I try to continuously tell myself that once this year is over, it will be so worth it. That the hardest part will be over, and I can finally take a breath and relax. But until I reach that point, I’m a ball of stress that just keeps growing. Maybe I took on too much this year, maybe I’m in over my head. But now is not the time to try and fix that, so I guess all I can do is embrace it….
This is how I’ve been feeling for the past couple months, not really sure how I will be able to get everything done by their due dates, and still have something similar to a life. But it’s a race to the finish line that I intend on winning.
As this term is coming to an end, and dare I say it, the year, I can’t help but think about what this school has taught me.
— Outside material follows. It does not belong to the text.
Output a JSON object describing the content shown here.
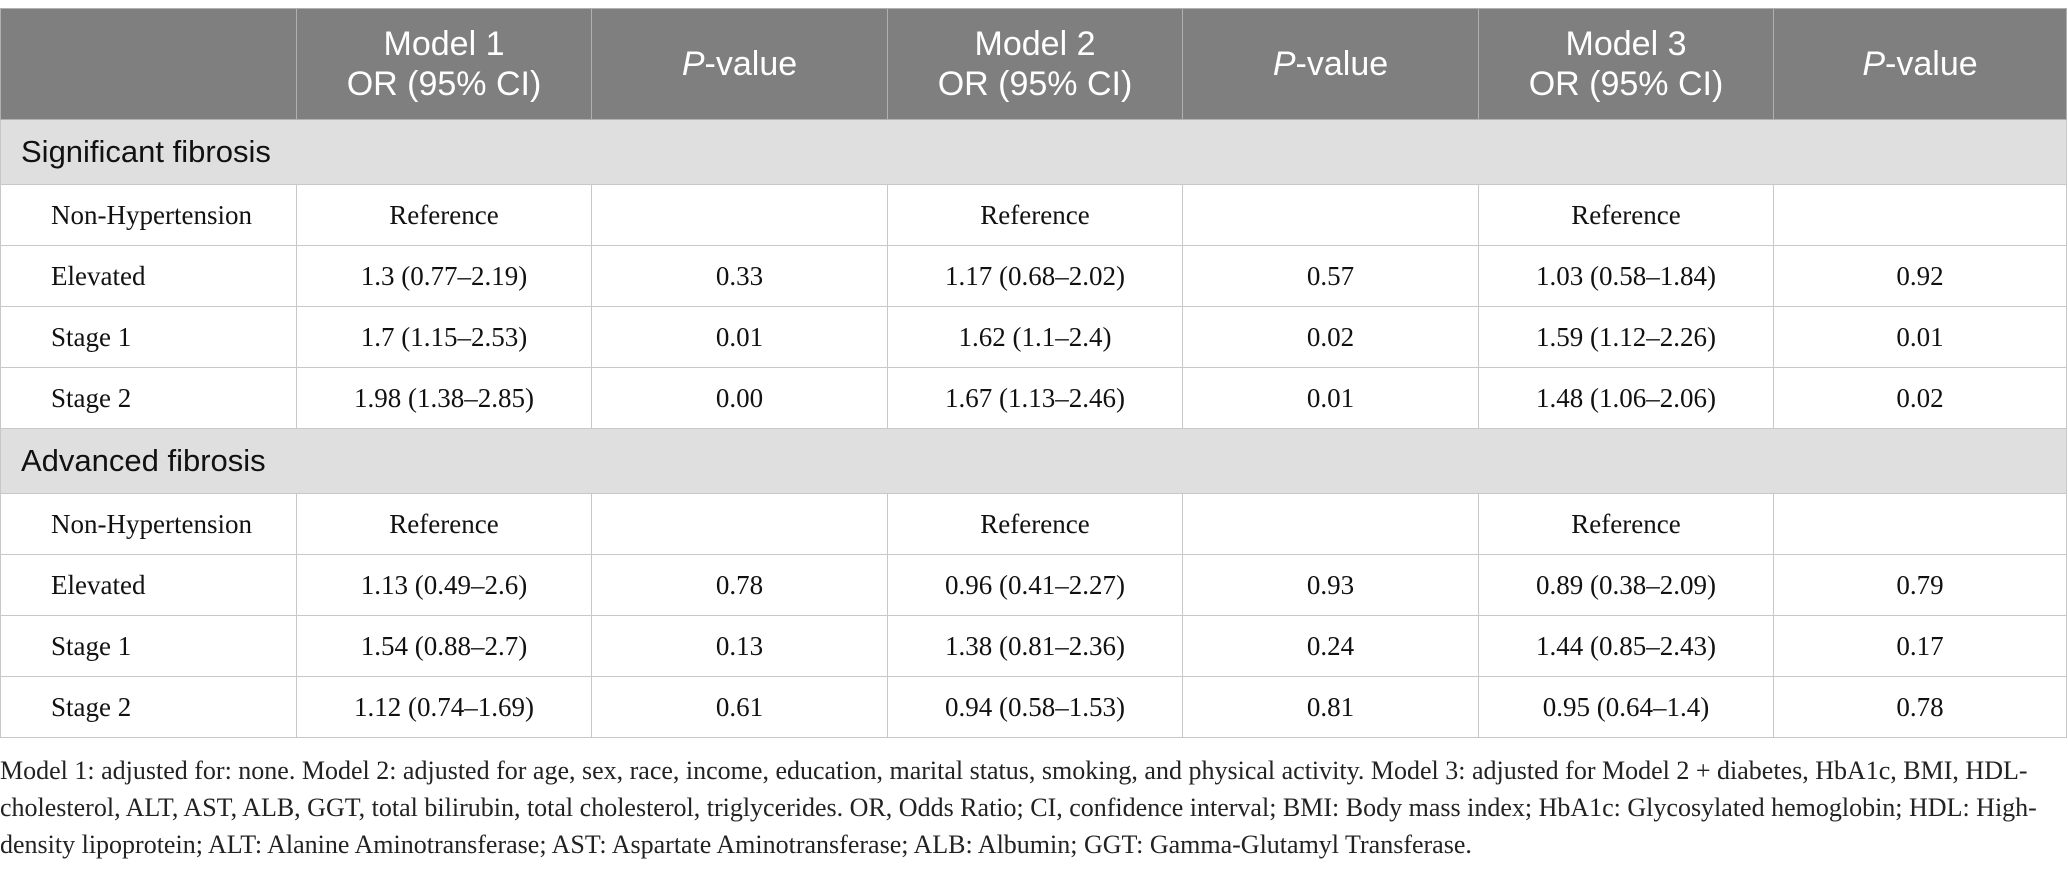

People have continuously told me that these years would be the best of my life, and I can’t help but reply with the fact that they are also the most challenging, tiring, and probably the most stressful. But I must admit, I have learned quite a bit about myself. I’ve learned that I don’t crumble under pressure, I do whatever I can do get the work done – even if it means I’ll be up all night to finish it. I’ve learned how to become a strong independent woman, not needing to rely on my parents; but have learned to accept help when I know I need it, making sure my pride doesn’t get the best of me. I’ve learned how to cherish my friends, although I may be WAY too busy to get in touch with them all the time, I know they’re there and I will never forget it. I’ve learned how to love, which may sound silly, but I’d be incomplete without my favourite man in the world.
So while I sit here, and complain about another due date, or another midterm, I remember, that as this year slowly comes to a close, I have to appreciate my years in university because they helped shape who I am today.